En octobre 1936, le PCB lui demande de recruter trente jeunes pour l’Espagne. Malgré de fortes réticences, il obtient de se joindre à eux et part le 23 octobre. Incorporé à la XIe Brigade, 1er Escadron de cavalerie, il monte au front de Madrid et est blessé fin novembre à la Casa de Campo. Il est rapidement promu Maréchal des Logis, ensuite commissaire politique de l’escadron. À sa sortie de l’hôpital en janvier 1937, il est affecté au Service des cadres de la base d’Albacete sous la direction de Winkler. Promu sous-lieutenant en juillet 1937, Agon obtient sa désignation pour l’école d’officiers de Pozzo Rubio. Au mois de décembre, il en sort commandant de compagnie. Il y est responsable politique de la section comprenant les Français, les Italiens et les Belges.

Henri Agon acquiert ensuite une formation de saboteur dont il se serait servi à l’arrière des lignes franquistes. Mais comme beaucoup de cadres formés à l’école de Pozzo Rubio, il est alors un militant de l’appareil de l’Internationale communiste (IC) et ses activités ne sont connues qu’avec imprécision.

Personnage charismatique dans sa région, la rumeur crédite Agon de diverses missions aventureuses. Fin 1938, il est à nouveau en Belgique où, selon une procédure classique qui touche ceux qui sont mis à la disposition de l’appareil international, il est officiellement mis hors du Parti. Il s’installe alors à Wiers (aujourd’hui commune de Peruwelz, pr. Hainaut, arr. Tournai), à cheval sur la frontière franco-belge où il assure le passage, vers la France, de matériel et de militants.

La campagne des 18 jours accomplie comme soldat, Henri Agon échappe à la captivité. Il reprend son travail international jusqu’au moment où le PCB entreprend de mettre sur pied les premiers groupes armés. Alors seulement, il est « libéré » pour cette tâche et devient l’adjoint, pour la Wallonie, d’un autre ancien d’Espagne, chef des Partisans armés, le verviétois Joseph Leemans. Il installe un laboratoire clandestin qu’il confia à son ancien compagnon-saboteur d’Espagne, le chimiste d’origine autrichienne Bruno Weingast. Là, dans le Brabant wallon, sont fabriquées les bombes utilisées lors des premiers attentats perpétrés par les Partisans armés.

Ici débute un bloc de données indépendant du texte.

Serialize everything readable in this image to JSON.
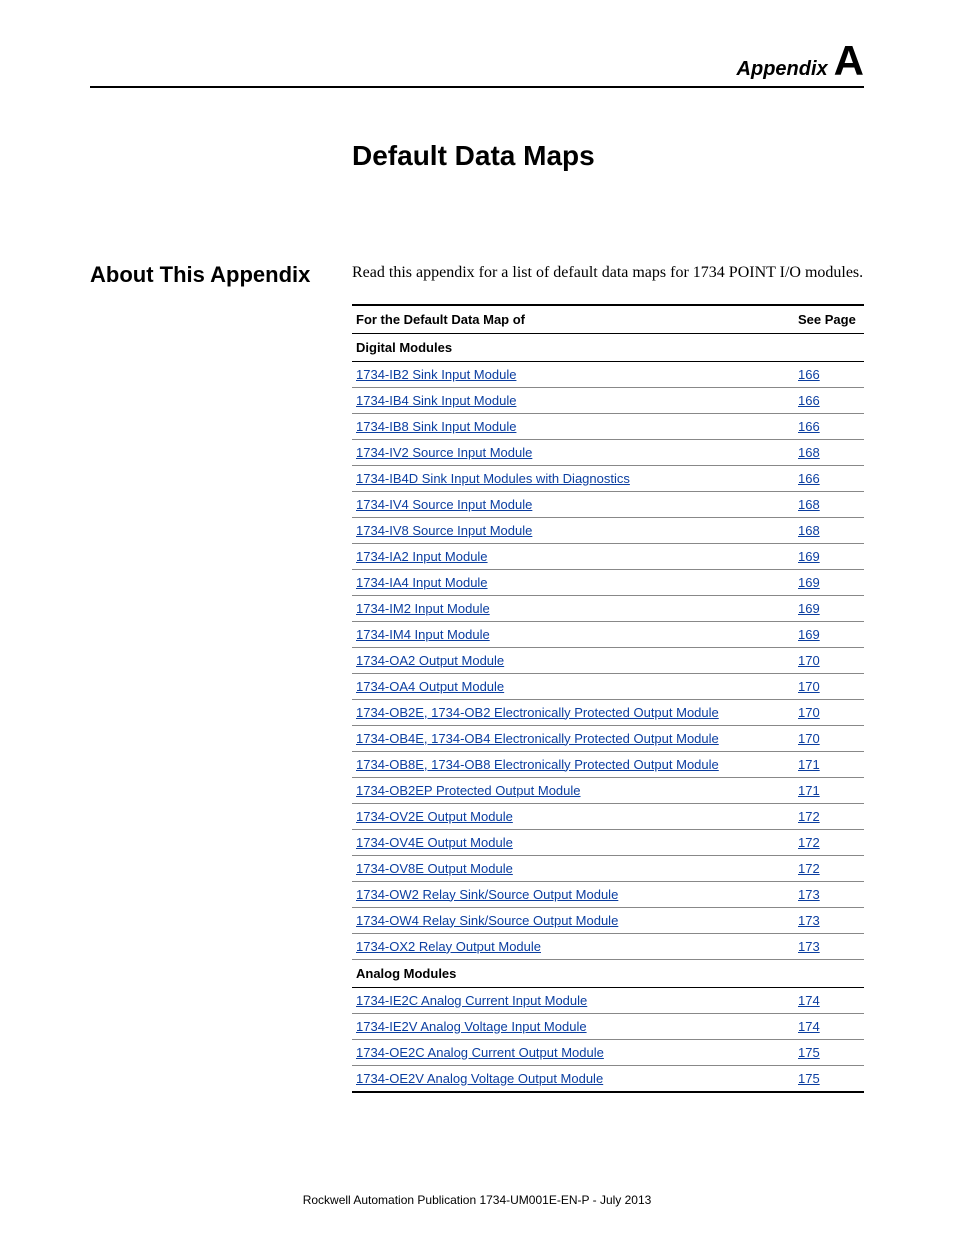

Se déplaçant sans cesse pour mettre sur pied les premiers noyaux armés, Agon est surpris à Mons, poursuivi et blessé, incarcéré le 26 mai 1942. Transféré en Allemagne pour y être jugé en mai 1943, il est condamné à mort par le tribunal spécial d’Essen. Il est décapité à Dortmund, le 6 décembre 1943, après avoir chanté L’Internationale. Sa femme Aurélie Lemire (née le 15 avril 1913), arrêtée elle aussi, subit trois années de camps de concentration.

Henri Agon a eu un parcours emblématique de la symbolique communiste d’avant-guerre (lutte ouvrière, JGSU, Moscou, Brigades internationales, Komintern, Partisans armés), ponctué d’une mort héroïque sous la hache du bourreau nazi. Il est également un militant dont le charisme est demeuré tangible chez tous ceux qui l’évoquent.

Pour citer cet article :
https://maitron.fr/spip.php?article49895, notice AGON Henri, Pierre, Joseph. Pseudonyme : HUBERT Pierre. par José Gotovitch, version mise en ligne le 22 avril 2009, dernière modification le 4 avril 2020.

Par José Gotovitch

SOURCES : RGASPI, Dossiers cadres 495 193 516 – Fonds des Brigades internationales, dossiers individuels belges – AGR, fonds SPF Sécurité sociale, Direction générale Victimes de la guerre (Bruxelles) : Statut du prisonnier politique, dossier personnel – CEGESOMA, Front de l’indépendance, Bruxelles : dossier Partisan armé – Interviews de Jean Roch, Lucien André, Raoul Baligand par l’auteur – PLACE G., Plus de pitié au cœur des hommes. Regards sur les événements de 1940-1945 à Haine-Saint-Pierre et à Haine-Saint-Paul, La Louvière, 1960, p. 25-28.